Pretty damning evidence shows Microsoft's Bing search engine might be directly copying some of Google's more obscure search results .
Google grew suspicious when searches for misspelled words started to return the same corrected spelling top results on Bing as Google had been doing. One glaring difference: Google's page says "did you mean…" and suggests the correct spelling whereas Bing – which does have its own spelling suggestion feature -- didn't. Moreover, the rest of the search results on that page were indeed for the misspelling.
To confirm their suspicion Google setup a rare experiment where they hardcoded highly unlikely honeypot pages to come up #1 for very, very, very obscure searches.
Once a handful of Googlers started to preform these searches from their homes using Internet Explorer with the Suggested Sites feature enabled and the Bing toolbar installed, the same results started to appear on Bing.
THE ACCUSED
Bing doesn't deny that it is using toolbar data and other signals to help its search engine be better.
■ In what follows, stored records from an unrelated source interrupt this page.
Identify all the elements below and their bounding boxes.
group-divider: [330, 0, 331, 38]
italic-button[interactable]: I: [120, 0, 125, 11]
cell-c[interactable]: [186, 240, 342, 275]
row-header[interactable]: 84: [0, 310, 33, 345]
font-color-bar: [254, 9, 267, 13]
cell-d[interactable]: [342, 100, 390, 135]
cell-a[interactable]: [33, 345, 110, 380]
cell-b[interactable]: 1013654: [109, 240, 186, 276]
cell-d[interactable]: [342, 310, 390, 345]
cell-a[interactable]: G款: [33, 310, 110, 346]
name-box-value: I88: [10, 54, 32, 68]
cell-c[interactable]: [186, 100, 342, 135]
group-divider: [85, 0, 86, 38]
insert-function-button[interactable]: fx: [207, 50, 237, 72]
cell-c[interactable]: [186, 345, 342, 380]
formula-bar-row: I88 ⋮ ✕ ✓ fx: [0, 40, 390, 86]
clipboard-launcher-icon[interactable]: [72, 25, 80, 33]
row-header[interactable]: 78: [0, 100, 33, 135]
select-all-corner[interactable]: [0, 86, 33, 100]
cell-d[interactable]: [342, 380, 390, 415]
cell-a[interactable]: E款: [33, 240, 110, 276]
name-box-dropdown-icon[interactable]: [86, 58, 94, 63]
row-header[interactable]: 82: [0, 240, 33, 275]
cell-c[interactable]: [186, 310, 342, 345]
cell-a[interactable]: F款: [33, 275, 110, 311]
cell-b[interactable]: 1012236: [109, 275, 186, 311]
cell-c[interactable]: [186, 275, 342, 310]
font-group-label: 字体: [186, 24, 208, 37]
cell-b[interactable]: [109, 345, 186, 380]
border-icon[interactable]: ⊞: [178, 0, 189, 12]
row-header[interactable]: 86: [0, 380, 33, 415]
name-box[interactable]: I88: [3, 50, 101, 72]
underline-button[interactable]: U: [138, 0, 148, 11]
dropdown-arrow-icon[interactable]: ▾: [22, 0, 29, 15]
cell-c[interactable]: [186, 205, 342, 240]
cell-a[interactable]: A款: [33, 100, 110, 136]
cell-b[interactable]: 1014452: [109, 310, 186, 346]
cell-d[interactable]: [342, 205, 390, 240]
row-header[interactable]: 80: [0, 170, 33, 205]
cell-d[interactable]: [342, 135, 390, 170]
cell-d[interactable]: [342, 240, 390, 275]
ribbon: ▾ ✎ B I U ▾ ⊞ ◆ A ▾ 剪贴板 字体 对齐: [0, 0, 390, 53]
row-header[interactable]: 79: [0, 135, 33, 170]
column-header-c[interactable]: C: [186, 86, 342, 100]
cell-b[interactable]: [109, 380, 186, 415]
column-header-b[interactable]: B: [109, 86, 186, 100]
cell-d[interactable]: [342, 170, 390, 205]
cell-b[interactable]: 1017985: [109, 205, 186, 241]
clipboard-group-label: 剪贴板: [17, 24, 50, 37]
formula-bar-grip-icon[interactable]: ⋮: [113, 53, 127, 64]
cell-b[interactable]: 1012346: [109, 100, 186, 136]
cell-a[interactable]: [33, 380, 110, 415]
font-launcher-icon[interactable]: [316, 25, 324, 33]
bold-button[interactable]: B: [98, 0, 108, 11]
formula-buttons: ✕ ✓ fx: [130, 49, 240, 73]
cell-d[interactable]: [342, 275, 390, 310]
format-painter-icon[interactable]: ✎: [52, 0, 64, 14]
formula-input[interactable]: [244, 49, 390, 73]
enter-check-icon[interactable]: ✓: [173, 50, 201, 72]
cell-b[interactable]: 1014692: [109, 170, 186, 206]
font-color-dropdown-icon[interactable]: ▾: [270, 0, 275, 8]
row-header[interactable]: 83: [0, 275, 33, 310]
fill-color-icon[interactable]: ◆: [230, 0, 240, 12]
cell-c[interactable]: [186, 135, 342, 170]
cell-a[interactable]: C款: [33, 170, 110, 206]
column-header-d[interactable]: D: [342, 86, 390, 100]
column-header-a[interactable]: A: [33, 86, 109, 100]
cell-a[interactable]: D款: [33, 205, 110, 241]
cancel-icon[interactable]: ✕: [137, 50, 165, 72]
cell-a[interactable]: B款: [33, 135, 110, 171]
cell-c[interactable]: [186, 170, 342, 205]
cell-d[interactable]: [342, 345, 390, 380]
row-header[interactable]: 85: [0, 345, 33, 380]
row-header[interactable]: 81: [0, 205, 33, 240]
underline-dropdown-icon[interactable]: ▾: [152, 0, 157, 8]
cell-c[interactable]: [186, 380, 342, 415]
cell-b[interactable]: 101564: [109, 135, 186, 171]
So does Google which uses the data to fight spam or gauge sites' speed (note: speed is a ranking factor and a Quality factor in Adwords), among other things.
One use for toolbar data – among all search engines -- is likely to match queries performed with time spent on the destination site. That kind of data is especially useful inverse to the quantity of searches and results for those searches.
Or: the rarer the search, the LOUDER this signal is.
And that's Google's problem. The searches they deliver as evidence are extremely rare. So rare that some of them gave no results or just a couple of results. As any SEO can tell you, with that small a data set (no results or just a few), tests can show some pretty wild and exciting stuff that never ever translates into the real world of searches with thousands of results…
No matter where the searches would have been performed, "never seen search" data with "time on site indicates good match" data would almost certainly trigger a clamping kind of behavior in any search engine that essentially has no such searches and none such results…
THE REAL TEST
I'm excited for Danny Sullivan's scoop. If it were me I would have ran with it ASAP and milked it for everything that it's worth. I know I should be all professional about it but that's the kid in me, you know? So I'm not here blaming him but … a balanced view would have him ask Bing "out of the blue" to perform a similar test. That would have determined if by chance Google too is listening to its toolbar data and if it too could be tricked into listing nonsense if the query space is tiny enough and the result set non-existent…
When you think about it, there’s probably a very large percentage of smaller search engines out there that simply feed off of Google’s results (and index Google’s pages themselves). Bing is just following the conga line.
“small a data set… tests can show some pretty wild and exciting stuff that never ever translates into the real world”
So what did Google really prove? That Bing’s toolbar scraps Google for content? Hmmm… Isn’t imitation the greatest form of flattery?
I’m not even sure it shows that. If for a virtually non-existent query (sent to Bing, as they disclose) a user spends a certain amount of time on a page resulting from that query (URL of which is sent to Bing, as they disclose) and you repeat that a few times, you could trigger a filter that starts to promote that page for that query — without scraping anything.
It’s like when you repeat a unique word or phrase many times on a page, do a search and once that page “ranks” #1 out of 3 results returned claiming keyword density is something real.
With very small datasets you get inconclusive results unless you cross-reference like crazy. It’s the reason why long tail spam works: unique queries with a small result set play with a different set of rules (filters) than larger sets.